Когда смотришь на такую луну, невозможно не думать о вечности. Я был ребенком и вряд ли представлял, что такое вечность, но какое-то близкое к этому, незнакомое, тревожное чувство уже овладевало мною.

Мне кажется, что и раньше где-то я видел такой же пейзаж, и не однажды, а много-много раз… Может быть, то было до моего рождения в этом мире? Может, во мне сегодняшнем оживает память предыдущей жизни?.. А что, если я видел эту картину не в реальном мире, а во сне? У меня такое чувство, что именно во сне я не раз видел этот пейзаж с соснами. Да, наверняка во мне доводилось видеть, Видел и два-три года, и совсем недавно. Я и тогда думал, что в реальном мире и это море, и эти сосны непременно где-то существуют, и мне когда-нибудь доведется их вновь увидеть. Во сне мне грезилось, что это непременно сбудется. И вот это предчувствие сбылось, и я увидел наяву давно знакомые картины.
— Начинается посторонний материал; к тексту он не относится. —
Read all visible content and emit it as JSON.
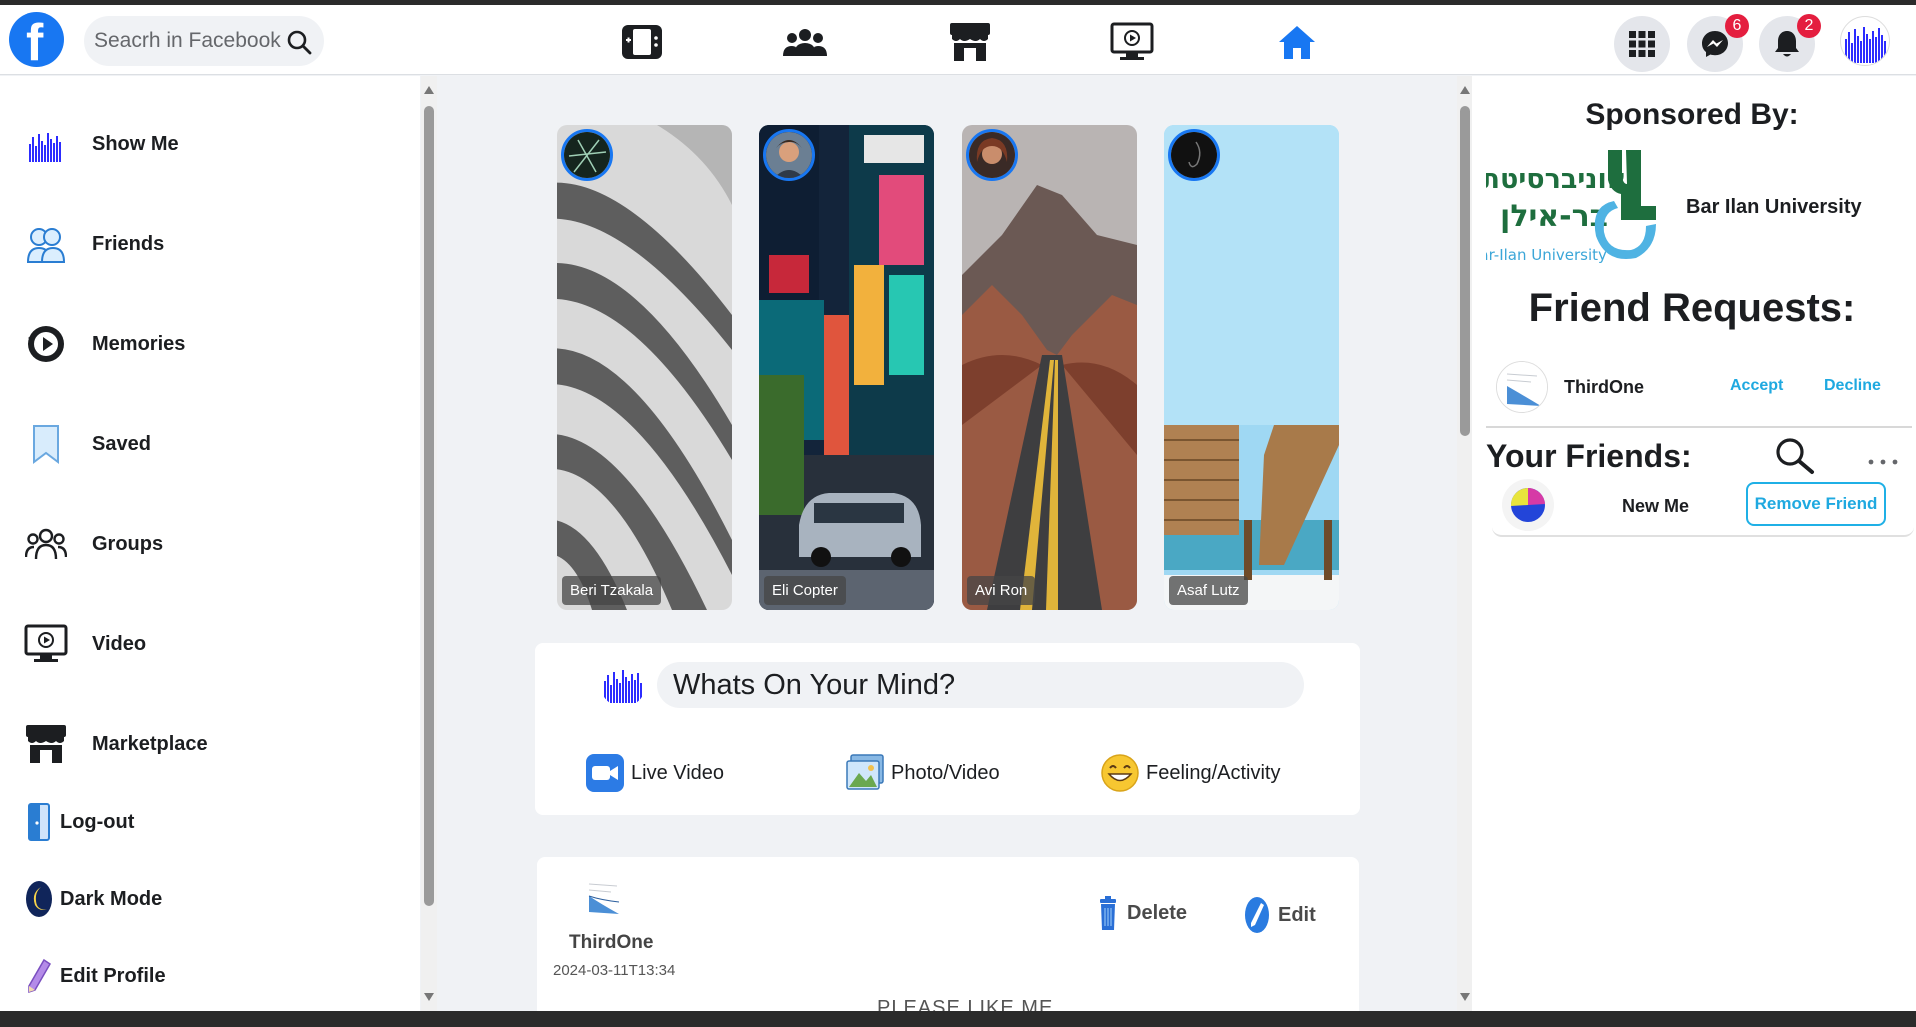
{
  "header": {
    "search_placeholder": "Seacrh in Facebook",
    "messenger_badge": "6",
    "notifications_badge": "2"
  },
  "sidebar": {
    "items": [
      {
        "label": "Show Me"
      },
      {
        "label": "Friends"
      },
      {
        "label": "Memories"
      },
      {
        "label": "Saved"
      },
      {
        "label": "Groups"
      },
      {
        "label": "Video"
      },
      {
        "label": "Marketplace"
      },
      {
        "label": "Log-out"
      },
      {
        "label": "Dark Mode"
      },
      {
        "label": "Edit Profile"
      }
    ]
  },
  "stories": [
    {
      "name": "Beri Tzakala"
    },
    {
      "name": "Eli Copter"
    },
    {
      "name": "Avi Ron"
    },
    {
      "name": "Asaf Lutz"
    }
  ],
  "composer": {
    "placeholder": "Whats On Your Mind?",
    "live_video": "Live Video",
    "photo_video": "Photo/Video",
    "feeling": "Feeling/Activity"
  },
  "post": {
    "author": "ThirdOne",
    "date": "2024-03-11T13:34",
    "delete_label": "Delete",
    "edit_label": "Edit",
    "body": "PLEASE LIKE ME"
  },
  "right": {
    "sponsored_title": "Sponsored By:",
    "sponsor_name": "Bar Ilan University",
    "sponsor_logo_hebrew_line1": "אוניברסיטת",
    "sponsor_logo_hebrew_line2": "בר-אילן",
    "sponsor_logo_english": "Bar-Ilan University",
    "friend_requests_title": "Friend Requests:",
    "request": {
      "name": "ThirdOne",
      "accept": "Accept",
      "decline": "Decline"
    },
    "your_friends_title": "Your Friends:",
    "friend": {
      "name": "New Me",
      "remove": "Remove Friend"
    }
  },
  "colors": {
    "brand": "#1877f2",
    "accent_link": "#1fa9e0",
    "badge": "#e41e3f"
  }
}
Даже волны набегали на берег, словно в глубокой задумчивости, и мне захотелось замедлить шаг, пойти тише, как бы крадучись, чтобы ненароком не спугнуть этот пейзаж. Но непонятно почему, меня вдруг охватило волнение, и торопливо, словно за мной гнались, я устремился по дороге, которая петляла вдоль береговой линии. Вокруг царила мертвая тишина, и меня снова одолел тоскливый страх. Ведь стоит мне зазеваться, и я, быть может, уподоблюсь этим прибрежным соснам с корявыми стволами и поломанными ветвями-они застыли на берегу как каменные изваяния. И если я останусь здесь, поневоле должен буду превратиться в камень, и много-много лет, а может и вечность серебряные лучи луны будут лить на меня свой холодный свет. Не чувствует ли каждый, кому довелось увидеть пейзаж, такой, как мне этой ночью, что в нем пробуждается смутное желание умереть? Если умирать здесь, то и смерть не так страшна – вот мысль, которая, должно быть, привела меня в такое волнение.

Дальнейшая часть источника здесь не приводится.